I do, I run them. I work with a mix of some students and some local freelancers, but I do the majority of the producing. In a lot of schools, the video production work is dumped on the only person in the athletic department that knows anything about video. Luckily for me, I come from that background, but nine times out of 10, that person is the football video coordinator. Schools that don’t have a person that does what I do, the video production work gets put on them.

What is the biggest challenge you face extending your streaming offerings?
I think it’s the transition to HD. The engineering part of it and production are important, but everything’s a lot more expensive in HD. In redoing our football stadium, we wanted to future-proof ourselves with a video board that can handle an HD signal. When we realized that our present control room is not capable of feeding that board, we knew we were going to have to redo that control room.

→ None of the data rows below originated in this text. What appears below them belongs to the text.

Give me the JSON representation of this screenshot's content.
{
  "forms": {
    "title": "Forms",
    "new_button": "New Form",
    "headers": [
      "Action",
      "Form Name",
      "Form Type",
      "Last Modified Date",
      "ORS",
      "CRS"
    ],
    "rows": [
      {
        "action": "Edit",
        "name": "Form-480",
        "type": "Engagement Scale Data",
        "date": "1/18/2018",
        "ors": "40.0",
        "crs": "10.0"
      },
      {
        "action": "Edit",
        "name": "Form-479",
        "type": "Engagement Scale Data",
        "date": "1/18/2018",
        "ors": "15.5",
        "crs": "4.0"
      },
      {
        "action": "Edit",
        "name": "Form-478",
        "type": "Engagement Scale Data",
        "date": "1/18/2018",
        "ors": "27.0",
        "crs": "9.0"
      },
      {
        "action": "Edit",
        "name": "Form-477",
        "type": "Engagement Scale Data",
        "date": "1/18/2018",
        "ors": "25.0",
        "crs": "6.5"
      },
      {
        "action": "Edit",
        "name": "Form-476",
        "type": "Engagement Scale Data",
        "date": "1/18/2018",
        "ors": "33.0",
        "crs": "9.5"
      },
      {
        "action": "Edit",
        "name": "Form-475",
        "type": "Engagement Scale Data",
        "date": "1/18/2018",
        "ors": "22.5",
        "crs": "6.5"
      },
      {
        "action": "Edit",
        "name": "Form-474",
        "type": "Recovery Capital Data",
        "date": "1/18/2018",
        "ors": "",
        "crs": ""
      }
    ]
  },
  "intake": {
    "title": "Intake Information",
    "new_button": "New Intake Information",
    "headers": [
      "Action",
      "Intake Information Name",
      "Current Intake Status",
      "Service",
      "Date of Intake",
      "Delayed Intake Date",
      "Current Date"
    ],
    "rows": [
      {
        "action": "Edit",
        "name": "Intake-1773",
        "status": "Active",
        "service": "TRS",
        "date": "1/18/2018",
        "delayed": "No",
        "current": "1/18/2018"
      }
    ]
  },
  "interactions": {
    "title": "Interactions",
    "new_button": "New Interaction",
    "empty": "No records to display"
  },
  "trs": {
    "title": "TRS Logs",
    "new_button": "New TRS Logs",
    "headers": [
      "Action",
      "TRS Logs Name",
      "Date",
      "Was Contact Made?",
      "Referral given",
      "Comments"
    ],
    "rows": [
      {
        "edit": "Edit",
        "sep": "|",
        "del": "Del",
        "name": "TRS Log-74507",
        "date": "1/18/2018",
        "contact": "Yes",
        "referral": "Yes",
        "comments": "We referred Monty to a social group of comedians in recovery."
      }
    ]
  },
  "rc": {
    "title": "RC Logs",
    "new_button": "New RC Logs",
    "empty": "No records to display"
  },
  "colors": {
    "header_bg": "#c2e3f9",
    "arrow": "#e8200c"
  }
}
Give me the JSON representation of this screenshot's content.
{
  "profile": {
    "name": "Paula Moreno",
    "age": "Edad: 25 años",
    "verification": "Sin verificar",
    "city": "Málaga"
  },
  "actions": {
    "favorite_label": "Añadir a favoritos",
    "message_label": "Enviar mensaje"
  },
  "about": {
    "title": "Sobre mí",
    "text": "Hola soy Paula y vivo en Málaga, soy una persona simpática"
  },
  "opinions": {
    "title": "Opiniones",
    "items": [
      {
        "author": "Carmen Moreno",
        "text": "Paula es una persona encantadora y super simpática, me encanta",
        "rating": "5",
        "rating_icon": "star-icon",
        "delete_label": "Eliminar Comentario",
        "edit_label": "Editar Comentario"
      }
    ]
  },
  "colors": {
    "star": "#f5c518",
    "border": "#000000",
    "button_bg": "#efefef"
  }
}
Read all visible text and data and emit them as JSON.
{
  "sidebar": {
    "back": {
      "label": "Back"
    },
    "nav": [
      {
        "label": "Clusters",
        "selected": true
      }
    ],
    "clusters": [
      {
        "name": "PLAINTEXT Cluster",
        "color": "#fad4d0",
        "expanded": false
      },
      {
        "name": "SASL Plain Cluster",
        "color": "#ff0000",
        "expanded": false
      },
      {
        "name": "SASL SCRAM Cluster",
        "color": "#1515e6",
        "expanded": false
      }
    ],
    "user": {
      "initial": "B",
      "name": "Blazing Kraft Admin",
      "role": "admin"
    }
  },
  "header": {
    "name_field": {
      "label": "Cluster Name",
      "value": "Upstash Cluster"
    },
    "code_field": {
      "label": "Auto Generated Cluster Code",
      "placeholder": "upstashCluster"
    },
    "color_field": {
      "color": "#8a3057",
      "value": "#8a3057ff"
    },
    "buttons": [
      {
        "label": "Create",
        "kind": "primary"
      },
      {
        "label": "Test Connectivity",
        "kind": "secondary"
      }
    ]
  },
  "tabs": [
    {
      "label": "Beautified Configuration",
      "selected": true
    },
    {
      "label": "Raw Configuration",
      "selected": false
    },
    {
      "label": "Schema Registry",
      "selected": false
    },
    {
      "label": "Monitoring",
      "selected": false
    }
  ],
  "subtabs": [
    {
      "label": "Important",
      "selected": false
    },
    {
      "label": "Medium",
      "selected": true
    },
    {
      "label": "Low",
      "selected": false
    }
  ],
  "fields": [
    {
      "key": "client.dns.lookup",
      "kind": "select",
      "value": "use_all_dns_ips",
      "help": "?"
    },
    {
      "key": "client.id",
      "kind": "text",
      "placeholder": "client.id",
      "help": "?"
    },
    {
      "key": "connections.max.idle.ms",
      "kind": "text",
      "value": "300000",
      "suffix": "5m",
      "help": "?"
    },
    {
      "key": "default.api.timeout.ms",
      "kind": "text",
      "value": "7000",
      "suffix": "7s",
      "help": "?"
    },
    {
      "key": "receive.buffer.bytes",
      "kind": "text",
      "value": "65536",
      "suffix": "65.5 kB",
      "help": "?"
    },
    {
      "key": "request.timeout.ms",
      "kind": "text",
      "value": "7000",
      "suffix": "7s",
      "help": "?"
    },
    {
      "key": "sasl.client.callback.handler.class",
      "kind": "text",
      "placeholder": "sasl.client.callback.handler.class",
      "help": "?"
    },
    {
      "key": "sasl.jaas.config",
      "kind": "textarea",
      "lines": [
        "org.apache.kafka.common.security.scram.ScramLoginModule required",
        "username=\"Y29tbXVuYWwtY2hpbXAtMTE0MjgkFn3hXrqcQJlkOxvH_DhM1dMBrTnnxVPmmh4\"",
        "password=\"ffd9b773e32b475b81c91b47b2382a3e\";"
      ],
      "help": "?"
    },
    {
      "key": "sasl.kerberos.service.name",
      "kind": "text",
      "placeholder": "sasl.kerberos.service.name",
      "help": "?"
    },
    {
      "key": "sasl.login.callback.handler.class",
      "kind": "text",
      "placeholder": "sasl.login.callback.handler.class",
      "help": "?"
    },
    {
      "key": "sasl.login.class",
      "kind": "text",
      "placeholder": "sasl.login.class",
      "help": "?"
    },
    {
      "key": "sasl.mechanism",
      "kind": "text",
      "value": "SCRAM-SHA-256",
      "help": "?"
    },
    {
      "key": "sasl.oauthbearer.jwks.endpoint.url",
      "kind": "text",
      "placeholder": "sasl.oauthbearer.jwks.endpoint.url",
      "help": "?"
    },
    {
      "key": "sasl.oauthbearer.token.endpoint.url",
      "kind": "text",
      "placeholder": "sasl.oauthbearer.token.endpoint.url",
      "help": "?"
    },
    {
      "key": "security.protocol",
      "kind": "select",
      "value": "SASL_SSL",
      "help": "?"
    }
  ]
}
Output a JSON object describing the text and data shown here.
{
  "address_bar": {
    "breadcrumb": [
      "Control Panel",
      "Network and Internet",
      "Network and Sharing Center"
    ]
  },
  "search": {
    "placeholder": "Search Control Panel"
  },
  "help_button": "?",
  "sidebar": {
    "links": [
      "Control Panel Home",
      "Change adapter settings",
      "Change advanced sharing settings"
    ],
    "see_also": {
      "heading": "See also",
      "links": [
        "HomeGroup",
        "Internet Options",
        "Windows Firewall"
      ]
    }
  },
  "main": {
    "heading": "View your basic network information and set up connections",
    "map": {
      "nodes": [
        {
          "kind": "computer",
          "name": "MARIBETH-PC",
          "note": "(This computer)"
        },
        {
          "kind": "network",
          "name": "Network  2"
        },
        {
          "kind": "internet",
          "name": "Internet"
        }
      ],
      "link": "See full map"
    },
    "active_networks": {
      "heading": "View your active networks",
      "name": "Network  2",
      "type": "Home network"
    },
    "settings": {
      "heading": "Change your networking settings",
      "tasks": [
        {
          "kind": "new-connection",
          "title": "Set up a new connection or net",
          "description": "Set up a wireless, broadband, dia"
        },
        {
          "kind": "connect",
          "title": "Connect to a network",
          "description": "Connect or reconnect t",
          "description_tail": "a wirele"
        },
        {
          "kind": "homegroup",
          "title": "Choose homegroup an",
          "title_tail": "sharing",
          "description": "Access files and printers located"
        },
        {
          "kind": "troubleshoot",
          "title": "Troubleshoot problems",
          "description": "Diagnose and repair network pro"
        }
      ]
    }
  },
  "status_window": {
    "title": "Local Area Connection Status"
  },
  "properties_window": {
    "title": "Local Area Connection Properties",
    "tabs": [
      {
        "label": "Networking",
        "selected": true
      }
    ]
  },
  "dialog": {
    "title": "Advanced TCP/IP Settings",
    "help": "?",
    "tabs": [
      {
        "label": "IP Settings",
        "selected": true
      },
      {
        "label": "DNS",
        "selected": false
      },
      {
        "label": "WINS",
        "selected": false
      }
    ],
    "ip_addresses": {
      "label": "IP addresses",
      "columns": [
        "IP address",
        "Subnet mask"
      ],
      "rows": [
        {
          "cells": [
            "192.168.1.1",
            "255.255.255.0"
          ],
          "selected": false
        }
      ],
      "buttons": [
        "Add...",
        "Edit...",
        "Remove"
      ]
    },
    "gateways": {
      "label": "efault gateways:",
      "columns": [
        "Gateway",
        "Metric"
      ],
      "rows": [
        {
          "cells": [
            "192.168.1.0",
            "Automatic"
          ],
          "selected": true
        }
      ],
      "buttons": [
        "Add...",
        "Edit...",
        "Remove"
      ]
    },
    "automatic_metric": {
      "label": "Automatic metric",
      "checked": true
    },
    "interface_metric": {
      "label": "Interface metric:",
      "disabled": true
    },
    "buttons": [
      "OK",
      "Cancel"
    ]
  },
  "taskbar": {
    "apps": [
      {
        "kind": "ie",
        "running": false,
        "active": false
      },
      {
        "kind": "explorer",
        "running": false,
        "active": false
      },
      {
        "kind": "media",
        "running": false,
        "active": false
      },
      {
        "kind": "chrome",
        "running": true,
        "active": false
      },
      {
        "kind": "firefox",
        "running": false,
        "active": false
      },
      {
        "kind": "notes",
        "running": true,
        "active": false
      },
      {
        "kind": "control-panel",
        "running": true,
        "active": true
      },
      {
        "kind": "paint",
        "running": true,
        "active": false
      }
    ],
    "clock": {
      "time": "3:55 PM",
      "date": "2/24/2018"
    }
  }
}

I felt that we would be best served to put in HD equipment. I was pushing for it very hard, and luckily there are enough people around the school that allow me push that way, from the director of facilities and athletic director all the way up to the president and the board of trustees.

If you want to make a commitment to video, you can put together a decent control room, not the mother of all control rooms, but you can get a nice clean picture out of something that costs $200,000 – but not in the HD world. If you’re going to spend that $200,000-$300,000 today, two or three years from now, nobody’s going to want to look at anything in SD. The hardest part for us is financing that transition.